- A Corda network is made up of nodes running Corda and CorDapps
- Communication between nodes is point-to-point, instead of relying on global broadcasts
- Each node has a certificate mapping their network identity to a real-world legal identity
- The network is permissioned, with access requiring a certificate from the network operator
A Corda network is a peer-to-peer network of nodes. Each node runs the Corda software as well as Corda applications known as CorDapps.
All communication between nodes is point-to-point and encrypted using transport-layer security. This means that data is shared only on a need-to-know basis. There are no global broadcasts.
Each node has a single well-known identity. The node’s identity is used to represent the node in transactions, such as when purchasing an asset.
These identities are distinct from the RPC user logins that are able to connect to the node via RPC.
Each network has a network map service that maps each well-known node identity to an IP address. These IP addresses are used for messaging between nodes.
Nodes can also generate confidential identities for individual transactions.
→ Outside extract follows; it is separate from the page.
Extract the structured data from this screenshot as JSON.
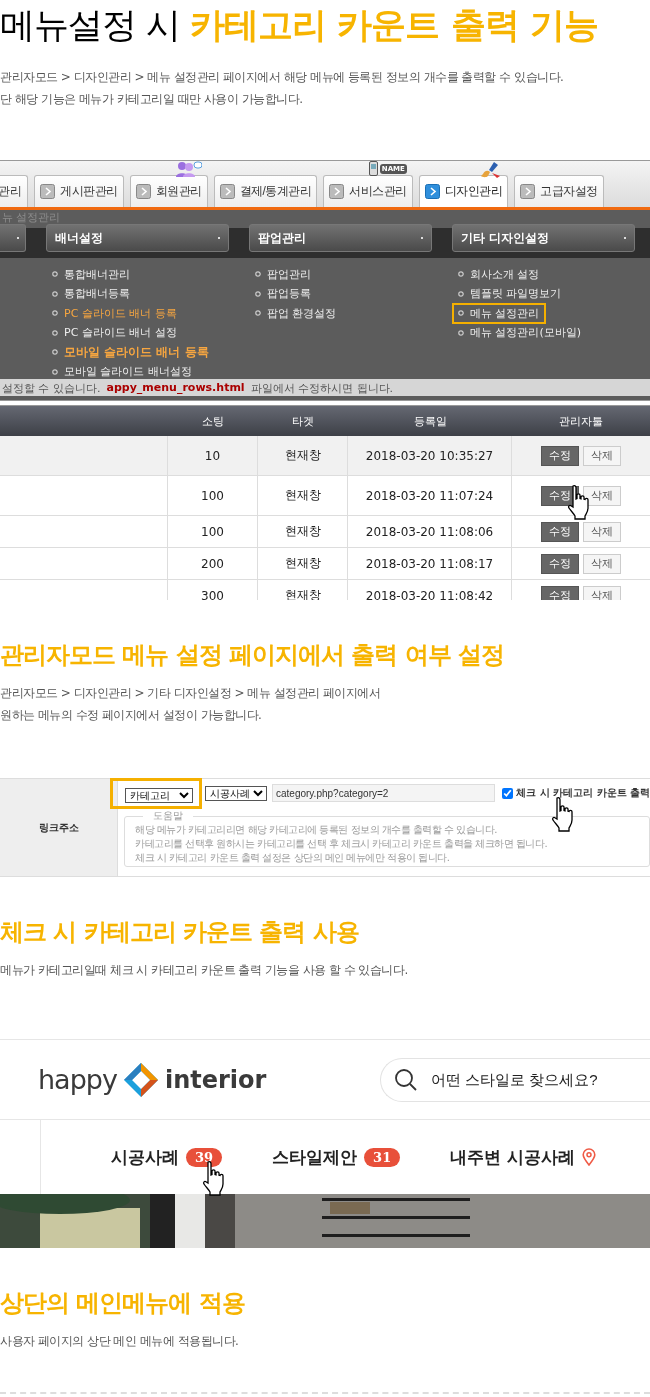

The certificate chain linking a confidential identity to a well-known node identity or real-world legal identity is only distributed on a need-to-know basis. This ensures that even if an attacker gets access to an unencrypted transaction, they cannot identify the transaction’s participants without additional information if confidential identities are being used.
Admission to the network¶
Corda networks are semi-private. To join a network, a node must obtain a certificate from the network operator. This certificate maps a well-known node identity to:
- A real-world legal identity
- A public key
The network operator enforces rules regarding the information that nodes must provide and the know-your-customer processes they must undergo before being granted this certificate.